No, that's not just blue sky. Watson, the computer program that humbled the competition in a highly publicized "Jeopardy" match two years ago, represents the first generation of cognitive computing. That version ran on 100 powerful, but off-the-shelf, IBM Power 750 servers.
Watson is already out of the lab and into the field; it's also gotten smaller. IBM has partnerships with Memorial Sloan Kettering Cancer Center and the Cleveland Clinic in cancer treatment and with WellPoint in health care management. Big Blue just announced that Watson will be available as a cloud service called the IBM Watson Engagement Advisor.
By nature, researchers are optimists, and Kelly's prediction that we'll see "alternative materials like graphene, carbon nanotubes and nano wires, and things like phase-change memory and the quantum (probably hybrid) devices emerging in 15 years" may well be too optimistic. He is, of course, charged with boosting IBM's brand through such blue-sky notions. Even so, fundamental changes in computing don't happen very often, so in whatever timeline it actually occurs, this is stimulating stuff to think about.
The debut of Watson as a service
Although IBM would be happy to sell Power systems to anyone who cares to buy them, a cloud-based Watson makes much more sense.
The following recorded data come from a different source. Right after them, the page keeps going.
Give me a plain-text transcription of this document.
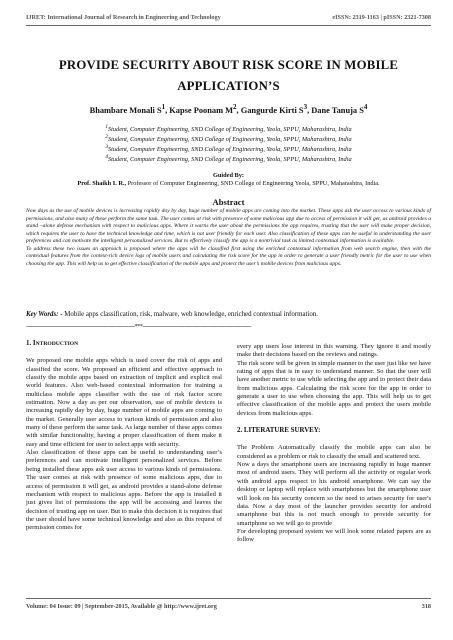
IJRET: International Journal of Research in Engineering and Technology	eISSN: 2319-1163 | pISSN: 2321-7308
PROVIDE SECURITY ABOUT RISK SCORE IN MOBILE
APPLICATION’S
Bhambare Monali $S^1$, Kapse Poonam $M^2$, Gangurde Kirti $S^3$, Dane Tanuja $S^4$
$^1$Student, Computer Engineering, SND College of Engineering, Yeola, SPPU, Maharashtra, India
$^2$Student, Computer Engineering, SND College of Engineering, Yeola, SPPU, Maharashtra, India
$^3$Student, Computer Engineering, SND College of Engineering, Yeola, SPPU, Maharashtra, India
$^4$Student, Computer Engineering, SND College of Engineering, Yeola, SPPU, Maharashtra, India
Guided By:
Prof. Shaikh I. R., Professor of Computer Engineering, SND College of Engineering Yeola, SPPU, Maharashtra, India.
Abstract

Now days as the use of mobile devices is increasing rapidly day by day, huge number of mobile apps are coming into the market. These apps ask the user access to various kinds of permissions, and also many of these perform the same task. The user comes at risk with presence of some malicious app due to access of permission it will get, as android provides a stand –alone defense mechanism with respect to malicious apps. Where it warns the user about the permissions the app requires, trusting that the user will make proper decision, which requires the user to have the technical knowledge and time, which is not user friendly for each user. Also classification of these apps can be useful in understanding the user preferences and can motivate the intelligent personalized services. But to effectively classify the app is a nontrivial task as limited contextual information is available.

To address these two issues an approach is proposed where the apps will be classified first using the enriched contextual information from web search engine, then with the contextual features from the context-rich device logs of mobile users and calculating the risk score for the app in order to generate a user friendly metric for the user to use when choosing the app. This will help us to get effective classification of the mobile apps and protect the user’s mobile devices from malicious apps.

Key Words: - Mobile apps classification, risk, malware, web knowledge, enriched contextual information.
--------------------------------------------------------------------***--------------------------------------------------------------------
1. INTRODUCTION

We proposed one mobile apps which is used cover the risk of apps and classified the score. We proposed an efficient and effective approach to classify the mobile apps based on extraction of implicit and explicit real world features. Also web-based contextual information for training a multiclass mobile apps classifier with the use of risk factor score estimation. Now a day as per our observation, use of mobile devices is increasing rapidly day by day, huge number of mobile apps are coming to the market. Generally user access to various kinds of permission and also many of these perform the same task. As large number of these apps comes with similar functionality, having a proper classification of them make it easy and time efficient for user to select apps with security.

Also classification of these apps can be useful to understanding user’s preferences and can motivate intelligent personalized services. Before being installed these apps ask user access to various kinds of permissions. The user comes at risk with presence of some malicious apps, due to access of permission it will get, as android provides a stand-alone defense mechanism with respect to malicious apps. Before the app is installed it just gives list of permissions the app will be accessing and leaves the decision of trusting app on user. But to make this decision it is requires that the user should have some technical knowledge and also as this request of permission comes for

every app users lose interest in this warning. They ignore it and mostly make their decisions based on the reviews and ratings.

The risk score will be given in simple manner to the user just like we have rating of apps that is in easy to understand manner. So that the user will have another metric to use while selecting the app and to protect their data from malicious apps. Calculating the risk score for the app in order to generate a user to use when choosing the app. This will help us to get effective classification of the mobile apps and protect the users mobile devices from malicious apps.

2. LITERATURE SURVEY:

The Problem Automatically classify the mobile apps can also be considered as a problem or risk to classify the small and scattered text.

Now a days the smartphone users are increasing rapidly in huge manner most of android users. They will perform all the activity or regular work with android apps respect to his android smartphone. We can say the desktop or laptop will replace with smartphones but the smartphone user will look on his security concern so the need to arises security for user's data. Now a day most of the launcher provides security for android smartphone but this is not much enough to provide security for smartphone so we will go to provide

For developing proposed system we will look some related papers are as follow

Volume: 04 Issue: 09 | September-2015, Available @ http://www.ijret.org	318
But because it is so complex, using Watson in the cloud won't be anything like simply plugging into Amazon Web Services, says Michael Karasick, director of IBM's Almaden Research Center.
"Companies will first bring data to Watson," he tells me -- not data about specific problems, but information that will teach Watson about the company's business. For now, Watson, which can actually read, has been trained in eight or so domains, including call centers and financial services.